Creative Applications of Life Insurance in Charitable Lead Trusts

Creative Applications of Life Insurance in Charitable Lead Trusts

Article posted in Charitable Lead Trust, Investing on 1 February 2012| 4 comments
audience: National Publication | last updated: 5 March 2012


Writing on behalf of the American Association of Life Underwriters (AALU), Marguerite Rangel and Andrea Schaffer discuss three client scenarios in which cash value life insurance was utilized as an investment vehicle within charitable lead trusts. 

By Marguerite Rangel, JD, CLU, ChFC and Andrea Schaffer, CLU, ChFC 

The time is right for the review of Charitable Lead Trust strategies in your clients’ portfolios. That doesn’t mean these strategies are only for clients with six‐figure tax woes; clients appreciate CONTROL over their monies, and a well‐structured and appropriately‐funded CLAT or CLUT can go a long way in helping clients fully realize the value of their social capital.

Below are three examples of Charitable Lead Trusts implemented for three divergent clients in order to accomplish varying goals of philanthropy as well as tax mitigation and long-term asset accumulation. All examples were funded with cash, Modified Endowment Contract limit‐designed whole life insurance, and/or real estate. The tax-deferred nature of life insurance and real estate make those assets ideal for CLT structures. While municipal bonds have long been a favored asset, in these times of ultra‐low interest rates with an almost guaranteed increase in rates in the future, their inclusion in CLT structures at this juncture seems unwise due to principal risk and the low income they currently generate.

Example A

Client A is a high-income-earning business owner aged mid 50's, who is already philanthropic, but was not receiving much tax benefit from annual contributions, due to a phase‐out of deductions based on a seven figure income (currently, phase‐outs are suspended); annual charitable donations of $25,000 did not significantly reduce the taxpayer’s $1,000,000+ income. We recommended and implemented a Grantor Reversionary 20-year or Shorter (based on the life of the spouse) CLUT designed to be funded over the next four years with a maximum of $2,000,000 in contributions. The client wanted to increase charitable giving and the design implemented created both the assets to do so as well as substantial tax deductions for the client in each year contributions are made. To date, the client has funded approximately $1,000,000 dollars to the CLUT, resulting in approximately $400,000 in tax savings thus far. The tax savings have been used to invest in real estate; considerations whether the client will fund the remaining contributions in cash or real estate are being discussed currently.

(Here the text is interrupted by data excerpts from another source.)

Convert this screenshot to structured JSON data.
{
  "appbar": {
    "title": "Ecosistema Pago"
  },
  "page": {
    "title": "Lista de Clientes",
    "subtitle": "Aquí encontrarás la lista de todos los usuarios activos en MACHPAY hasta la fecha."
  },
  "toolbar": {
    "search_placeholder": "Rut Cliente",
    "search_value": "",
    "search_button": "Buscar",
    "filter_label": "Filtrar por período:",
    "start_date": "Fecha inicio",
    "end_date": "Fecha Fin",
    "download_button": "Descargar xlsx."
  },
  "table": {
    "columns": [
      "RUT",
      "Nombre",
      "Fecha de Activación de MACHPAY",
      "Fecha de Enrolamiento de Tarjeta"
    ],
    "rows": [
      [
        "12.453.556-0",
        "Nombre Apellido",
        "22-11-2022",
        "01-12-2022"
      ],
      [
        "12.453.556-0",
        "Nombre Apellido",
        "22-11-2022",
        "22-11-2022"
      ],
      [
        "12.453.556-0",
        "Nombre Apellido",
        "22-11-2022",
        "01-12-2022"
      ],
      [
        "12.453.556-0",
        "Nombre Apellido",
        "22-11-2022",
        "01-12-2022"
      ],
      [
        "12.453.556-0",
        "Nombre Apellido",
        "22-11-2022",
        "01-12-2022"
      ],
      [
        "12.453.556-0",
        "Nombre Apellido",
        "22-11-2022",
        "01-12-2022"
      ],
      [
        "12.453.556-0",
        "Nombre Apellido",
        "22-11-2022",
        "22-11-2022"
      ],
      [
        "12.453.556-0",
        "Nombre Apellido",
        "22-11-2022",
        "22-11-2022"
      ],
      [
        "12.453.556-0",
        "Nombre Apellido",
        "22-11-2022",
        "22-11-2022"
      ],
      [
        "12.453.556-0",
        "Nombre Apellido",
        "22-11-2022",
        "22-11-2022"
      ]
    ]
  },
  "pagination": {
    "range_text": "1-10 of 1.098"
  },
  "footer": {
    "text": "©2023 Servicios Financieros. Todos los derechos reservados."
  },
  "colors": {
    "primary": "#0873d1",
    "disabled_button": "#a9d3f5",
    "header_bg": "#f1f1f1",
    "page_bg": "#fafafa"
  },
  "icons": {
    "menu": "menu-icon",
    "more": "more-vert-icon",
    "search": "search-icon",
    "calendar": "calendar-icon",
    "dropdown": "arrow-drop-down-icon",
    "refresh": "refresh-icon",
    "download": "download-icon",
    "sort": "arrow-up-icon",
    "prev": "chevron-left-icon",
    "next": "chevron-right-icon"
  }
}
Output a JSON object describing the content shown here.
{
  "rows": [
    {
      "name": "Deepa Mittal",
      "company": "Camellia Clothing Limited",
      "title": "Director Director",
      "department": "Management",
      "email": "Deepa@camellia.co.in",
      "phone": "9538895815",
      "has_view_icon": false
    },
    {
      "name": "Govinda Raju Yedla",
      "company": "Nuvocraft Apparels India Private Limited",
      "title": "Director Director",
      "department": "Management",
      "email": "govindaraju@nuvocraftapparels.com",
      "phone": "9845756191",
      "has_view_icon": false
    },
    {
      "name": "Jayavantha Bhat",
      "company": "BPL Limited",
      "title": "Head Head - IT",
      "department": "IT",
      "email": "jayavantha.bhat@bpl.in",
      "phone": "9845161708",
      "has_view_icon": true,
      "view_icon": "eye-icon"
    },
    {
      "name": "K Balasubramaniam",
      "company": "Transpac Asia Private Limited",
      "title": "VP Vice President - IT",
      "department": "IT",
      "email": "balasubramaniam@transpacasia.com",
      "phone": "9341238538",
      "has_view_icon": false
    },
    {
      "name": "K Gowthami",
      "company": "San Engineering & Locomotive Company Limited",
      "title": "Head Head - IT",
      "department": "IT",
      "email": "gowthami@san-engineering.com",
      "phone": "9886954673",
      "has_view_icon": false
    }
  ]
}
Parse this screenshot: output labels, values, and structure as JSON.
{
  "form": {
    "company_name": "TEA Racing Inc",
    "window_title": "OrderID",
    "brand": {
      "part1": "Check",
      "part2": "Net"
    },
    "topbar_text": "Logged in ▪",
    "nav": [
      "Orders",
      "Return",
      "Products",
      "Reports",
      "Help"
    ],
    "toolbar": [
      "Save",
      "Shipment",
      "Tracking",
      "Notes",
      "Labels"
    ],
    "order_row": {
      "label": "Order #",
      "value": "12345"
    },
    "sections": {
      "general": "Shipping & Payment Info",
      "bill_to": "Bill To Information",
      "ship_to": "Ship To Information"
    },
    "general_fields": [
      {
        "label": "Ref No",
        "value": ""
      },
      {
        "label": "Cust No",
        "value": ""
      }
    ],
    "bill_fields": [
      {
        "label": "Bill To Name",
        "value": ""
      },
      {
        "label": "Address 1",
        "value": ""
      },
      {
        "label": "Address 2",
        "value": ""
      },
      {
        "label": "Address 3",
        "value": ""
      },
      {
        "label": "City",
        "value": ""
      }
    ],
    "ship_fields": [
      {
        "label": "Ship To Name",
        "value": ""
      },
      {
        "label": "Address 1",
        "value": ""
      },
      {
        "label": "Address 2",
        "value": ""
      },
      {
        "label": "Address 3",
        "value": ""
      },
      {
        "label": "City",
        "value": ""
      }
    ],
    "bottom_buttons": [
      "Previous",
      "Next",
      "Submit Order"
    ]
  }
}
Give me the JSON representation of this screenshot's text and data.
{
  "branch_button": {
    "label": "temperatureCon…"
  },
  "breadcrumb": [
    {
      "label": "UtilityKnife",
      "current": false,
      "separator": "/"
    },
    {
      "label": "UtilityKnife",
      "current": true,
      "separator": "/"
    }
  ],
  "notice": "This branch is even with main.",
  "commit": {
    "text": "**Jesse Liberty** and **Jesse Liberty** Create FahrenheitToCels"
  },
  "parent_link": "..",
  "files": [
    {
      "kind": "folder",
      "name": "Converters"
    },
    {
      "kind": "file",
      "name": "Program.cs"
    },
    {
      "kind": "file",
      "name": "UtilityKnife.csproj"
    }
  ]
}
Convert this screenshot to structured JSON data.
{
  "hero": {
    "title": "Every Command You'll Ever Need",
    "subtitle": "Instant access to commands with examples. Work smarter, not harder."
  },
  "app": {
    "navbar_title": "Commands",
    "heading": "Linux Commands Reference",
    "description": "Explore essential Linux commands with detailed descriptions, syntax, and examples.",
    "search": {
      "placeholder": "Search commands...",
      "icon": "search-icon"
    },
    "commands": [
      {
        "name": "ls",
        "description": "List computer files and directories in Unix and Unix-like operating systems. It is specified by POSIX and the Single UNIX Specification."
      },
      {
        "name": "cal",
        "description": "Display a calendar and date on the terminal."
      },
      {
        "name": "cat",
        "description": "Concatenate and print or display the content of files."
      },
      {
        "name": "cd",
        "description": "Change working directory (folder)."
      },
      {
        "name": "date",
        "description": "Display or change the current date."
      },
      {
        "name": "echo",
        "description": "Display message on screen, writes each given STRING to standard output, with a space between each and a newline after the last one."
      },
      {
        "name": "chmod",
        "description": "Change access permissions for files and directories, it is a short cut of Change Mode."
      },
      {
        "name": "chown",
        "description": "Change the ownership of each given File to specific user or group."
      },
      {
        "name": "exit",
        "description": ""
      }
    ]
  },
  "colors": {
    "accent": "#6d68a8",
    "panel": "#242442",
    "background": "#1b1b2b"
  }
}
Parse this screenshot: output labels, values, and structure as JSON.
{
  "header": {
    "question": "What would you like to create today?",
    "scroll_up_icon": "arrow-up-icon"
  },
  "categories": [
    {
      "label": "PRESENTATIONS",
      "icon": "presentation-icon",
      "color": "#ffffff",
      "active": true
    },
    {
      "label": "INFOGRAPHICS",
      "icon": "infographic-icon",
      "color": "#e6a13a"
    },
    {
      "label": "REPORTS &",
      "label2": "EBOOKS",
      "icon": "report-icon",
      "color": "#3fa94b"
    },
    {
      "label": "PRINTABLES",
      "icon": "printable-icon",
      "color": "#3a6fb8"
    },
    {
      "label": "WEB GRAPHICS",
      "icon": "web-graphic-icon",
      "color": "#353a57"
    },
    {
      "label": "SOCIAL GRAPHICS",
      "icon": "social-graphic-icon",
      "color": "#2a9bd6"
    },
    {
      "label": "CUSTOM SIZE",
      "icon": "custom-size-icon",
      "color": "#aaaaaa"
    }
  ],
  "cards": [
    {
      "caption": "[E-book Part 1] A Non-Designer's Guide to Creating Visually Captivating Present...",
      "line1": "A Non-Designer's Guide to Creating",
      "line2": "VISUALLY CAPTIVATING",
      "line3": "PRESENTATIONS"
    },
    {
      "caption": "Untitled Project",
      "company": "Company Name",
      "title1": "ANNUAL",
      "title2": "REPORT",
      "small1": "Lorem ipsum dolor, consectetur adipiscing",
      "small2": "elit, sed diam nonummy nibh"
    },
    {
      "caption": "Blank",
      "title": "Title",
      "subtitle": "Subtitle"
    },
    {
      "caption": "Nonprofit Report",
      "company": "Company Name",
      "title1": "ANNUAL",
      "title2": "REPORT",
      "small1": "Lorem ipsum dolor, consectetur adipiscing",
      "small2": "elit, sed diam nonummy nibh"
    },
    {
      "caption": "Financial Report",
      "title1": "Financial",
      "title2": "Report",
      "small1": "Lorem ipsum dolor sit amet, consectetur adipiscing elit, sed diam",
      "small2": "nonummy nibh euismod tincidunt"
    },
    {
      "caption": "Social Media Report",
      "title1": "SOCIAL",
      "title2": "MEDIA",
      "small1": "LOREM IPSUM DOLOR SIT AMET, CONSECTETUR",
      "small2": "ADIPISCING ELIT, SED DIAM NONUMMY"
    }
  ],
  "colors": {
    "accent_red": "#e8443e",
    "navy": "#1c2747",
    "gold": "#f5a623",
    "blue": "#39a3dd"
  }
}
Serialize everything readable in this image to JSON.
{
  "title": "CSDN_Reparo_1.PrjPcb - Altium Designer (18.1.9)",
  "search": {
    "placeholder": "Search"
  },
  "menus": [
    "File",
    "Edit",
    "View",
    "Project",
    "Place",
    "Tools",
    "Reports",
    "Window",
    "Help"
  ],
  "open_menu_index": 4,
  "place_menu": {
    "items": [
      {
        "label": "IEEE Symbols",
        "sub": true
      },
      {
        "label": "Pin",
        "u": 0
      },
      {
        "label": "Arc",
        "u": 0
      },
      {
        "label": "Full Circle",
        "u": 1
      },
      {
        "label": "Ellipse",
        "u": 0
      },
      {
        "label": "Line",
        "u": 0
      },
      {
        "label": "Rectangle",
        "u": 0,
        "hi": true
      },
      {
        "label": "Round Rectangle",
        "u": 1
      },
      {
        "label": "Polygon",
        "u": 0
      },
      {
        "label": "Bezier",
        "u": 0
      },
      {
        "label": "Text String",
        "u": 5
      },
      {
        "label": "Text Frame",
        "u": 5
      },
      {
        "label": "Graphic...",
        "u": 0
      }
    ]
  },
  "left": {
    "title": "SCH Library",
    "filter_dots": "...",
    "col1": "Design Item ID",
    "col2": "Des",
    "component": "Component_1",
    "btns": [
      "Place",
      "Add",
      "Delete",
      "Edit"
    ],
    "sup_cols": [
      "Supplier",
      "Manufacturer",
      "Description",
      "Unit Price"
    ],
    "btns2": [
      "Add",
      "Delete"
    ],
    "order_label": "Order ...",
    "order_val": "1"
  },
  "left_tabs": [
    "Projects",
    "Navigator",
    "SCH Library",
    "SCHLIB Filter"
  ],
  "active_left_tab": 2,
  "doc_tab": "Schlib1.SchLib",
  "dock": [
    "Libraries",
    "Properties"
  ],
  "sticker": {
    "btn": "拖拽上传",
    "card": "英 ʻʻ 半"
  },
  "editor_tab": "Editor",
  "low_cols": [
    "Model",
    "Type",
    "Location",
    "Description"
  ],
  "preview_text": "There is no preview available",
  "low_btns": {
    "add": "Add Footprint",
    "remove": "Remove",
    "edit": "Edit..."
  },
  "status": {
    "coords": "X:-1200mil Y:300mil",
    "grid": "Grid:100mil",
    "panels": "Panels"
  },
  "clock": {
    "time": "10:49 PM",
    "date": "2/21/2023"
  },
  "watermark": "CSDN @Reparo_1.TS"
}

The cash contributions to the CLUT fund a (modified endowment contract) MEC‐limit $5 million 20-year-pay whole life policy on the spouse, age 47, designed to be paid over the next five years before MEC status would be reached, including distributions for the annual payments to charity. The CLUT is the owner and beneficiary of the policy and of all assets will revert back to the grantor at the termination of the trust, at a date when the client anticipates retirement. The guaranteed cash values and subsequent guarantees attributed to the dividends once accrued are a perfect source of charitable payments without further tax ramifications. Additionally, the possible addition of rental real estate provides another source of funding for charitable payments as well as another source of funding for the life insurance policy.

Example B

The clients are a couple with no children who have recently taken an early retirement (he is 56, she is 49) and are very philanthropic. During their working years, they regularly gave between $50,000 and $75,000 per year. As we were planning their retirement, they expressed a desire to be able to continue their level of giving during retirement as well as create a large endowment for their charity at the second death.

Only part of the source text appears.